Teudis aparentó no hacer caso del
comentario y continuó: —Sería bueno que Fruela le fuera dando responsabilidades
en el gobierno del reino. Ocupar mi puesto le iría preparando para el caso,
Dios no lo quiera, que al rey le ocurriese algo. Mientras no Fruela no tenga
herederos, él es el más adecuado para portar la corona. Tus hermanos tienen que
estar dispuestos a ayudarse el uno al otro. Y pronto habrá que ir preparando
también a Mauregato.
—¿Mauregato? —exclamó Adosinda—. ¿Ese niño
malcriado y repulsivo? No sé por qué todos le conceden honores de príncipe,
aunque no lo sea.
—Tu padre nos hizo jurar que le
consideraríamos como a sus otros hijos —explicó Teudis—, y Fruela y Vimara así
lo aceptaron. E igualmente lo hicimos el resto de los nobles. No podíamos negarnos
a una de las últimas voluntades del rey Alfonso.
—No me explico qué le pudo pasar a mi
padre —contestó Adosinda, poniéndose repentinamente seria—. Ni qué pudo ver en
esa cautiva musulmana. A veces los hombres hacéis cosas incomprensibles.
—Tu padre fue un gran rey, y un buen
hombre. No dejes que algo que hizo en sus últimos años te haga olvidar el resto
de sus actos y te lleve a juzgarle con severidad. Al morir tu madre se sintió
muy solo.
—No le juzgo.
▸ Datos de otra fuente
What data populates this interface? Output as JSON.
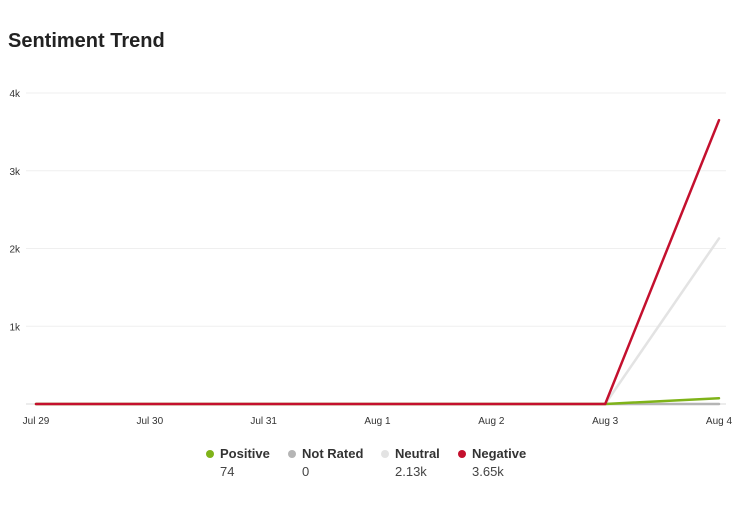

Admiré a mi padre tanto como
todos sus súbditos. Conmigo siempre fue bueno, me demostró todo su amor y yo le
correspondí de la misma manera. Y comprendo que, al quedarse viudo, quisiera
buscar consuelo, pero… ¿por qué precisamente con ella? ¿Por qué, Teudis?
El conde tragó saliva. No podía explicar a
una jovencita los motivos por los que su padre había actuado de esa manera.
Afortunadamente, sin esperar respuesta, la princesa prosiguió:
—Pocas veces me he cruzado con ella en
palacio, pues no suele abandonar la apartada zona en que mi padre la había
aposentado; pero cuando, por casualidad, hemos coincidido, no he podido evitar
sentir un estremecimiento. Siempre me ha dado miedo.
—Es cierto —asintió Teudis—. A pesar de
haberse convertido en la concubina del rey, nunca abandonó sus creencias. No me
extraña que te de miedo, pues realmente hay algo extraño y siniestro en ella.
Dicen que es capaz de hechizar a la gente, Espero que tu hermano, el rey, no
caiga bajo su influjo.
—¿Fruela? ¡Oh, no! —contestó la joven
riendo—. Ese ya ha caído bajo otra clase de hechizo. No tiene ojos más que para
Munia. Y con razón. Es una joven muy simpática y atractiva. ¿No crees?
—Por lo que a mí respecta, solamente es
una rehén a la que mi soberano me ha ordenado considerar como una invitada.
—replicó Teudis—. Y así será mientras tu hermano no me ordene otra cosa. Aunque
nos educamos juntos y fuimos camaradas en nuestra juventud, no olvido que ahora
es mi rey.
—Lo sé —dijo Adosinda, sonriendo—. El rey
es muy afortunado por poder contar contigo... Y yo también.
—Se acerca la hora de la comida —dijo, en
ese momento Teudis, mirando al sol, en aquellos momentos liberado del velo
nuboso que, durante gran parte del día, le ocultaba—. Y tu hermano también debe
haberlo notado —añadió, señalando un movimiento que se hacía perceptible en el
claro entre los castaños donde habían estado sentados el rey y su invitada—.
Volvamos al monasterio antes de que Fruela nos vea y piense que le hemos estado
vigilando.
Como
puede verse, la escena es casi igual, se explican cosas similares, pero no hay
la chispa romántica que en la anterior había entre Adosinda y Silo. Aunque ya
surgirá más tarde, cuando el procer gallego aparezca en estas páginas.